Beginning with a $110,000 grant from the Dow Jones Foundation (publisher of the Wall Street Journal), Manugraph DGM provided the additional four units added to the original press donated by Goss. Baldwin Technologies donated a spray dampening system, Quad Tech provided an automatic register control, and MEGTEC provided an infeed and splicer for the original press. Kodak, Fujifilm and Trelleborg proved the consumables.
The lab, in a standalone building, was named and dedicated during ceremonies conducted during Cal Poly’s four-day International Printing Week lecture series and related events in January.

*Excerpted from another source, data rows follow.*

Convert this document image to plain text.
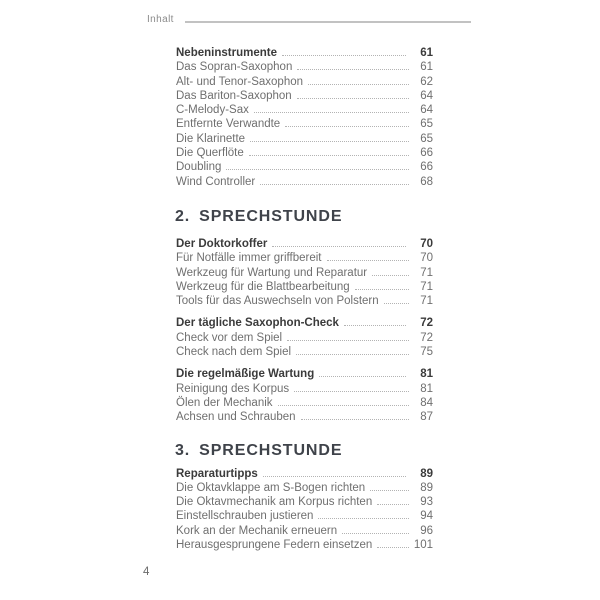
Inhalt
Nebeninstrumente	61
Das Sopran-Saxophon	61
Alt- und Tenor-Saxophon	62
Das Bariton-Saxophon	64
C-Melody-Sax	64
Entfernte Verwandte	65
Die Klarinette	65
Die Querflöte	66
Doubling	66
Wind Controller	68
2. SPRECHSTUNDE
Der Doktorkoffer	70
Für Notfälle immer griffbereit	70
Werkzeug für Wartung und Reparatur	71
Werkzeug für die Blattbearbeitung	71
Tools für das Auswechseln von Polstern	71
Der tägliche Saxophon-Check	72
Check vor dem Spiel	72
Check nach dem Spiel	75
Die regelmäßige Wartung	81
Reinigung des Korpus	81
Ölen der Mechanik	84
Achsen und Schrauben	87
3. SPRECHSTUNDE
Reparaturtipps	89
Die Oktavklappe am S-Bogen richten	89
Die Oktavmechanik am Korpus richten	93
Einstellschrauben justieren	94
Kork an der Mechanik erneuern	96
Herausgesprungene Federn einsetzen	101
4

“While we often hear rumors of print’s demise, at Cal Poly we focus on educating students in areas where print will grow and flourish in the future,” said Harvey Levenson, head of the Graphic Communication Department. “Newspapers and related publications will change in looks, application and methods of production. Understanding these areas and anticipating how they will serve the information needs of society is where the opportunities will be and where we focus.
“The Dow Jones lab furthers our ability to research and teach how expanded color, Quick Response codes, and additional pages for editorial and advertising can enhance the appeal of print. The main beneficiary of our expanded web press capabilities will be Cal Poly’s daily newspaper, the Mustang Daily (the nation’s only daily campus newspaper fully produced by students on campus). The newspaper involves collaboration between the Graphic Communication and Journalism departments and epitomizes the university’s Learn by Doing philosophy.”
Paul Cousineau, Cal Poly honored alum and director of Innovation and Quality Control for Dow Jones, said the project is part of a mission shared by the university and Dow Jones.
“The printed word still has value even in digital times,” Cousineau said. “In teaching print as part of the art of communication, we provide a laboratory for a new generation for whom words still matter – no matter the medium.”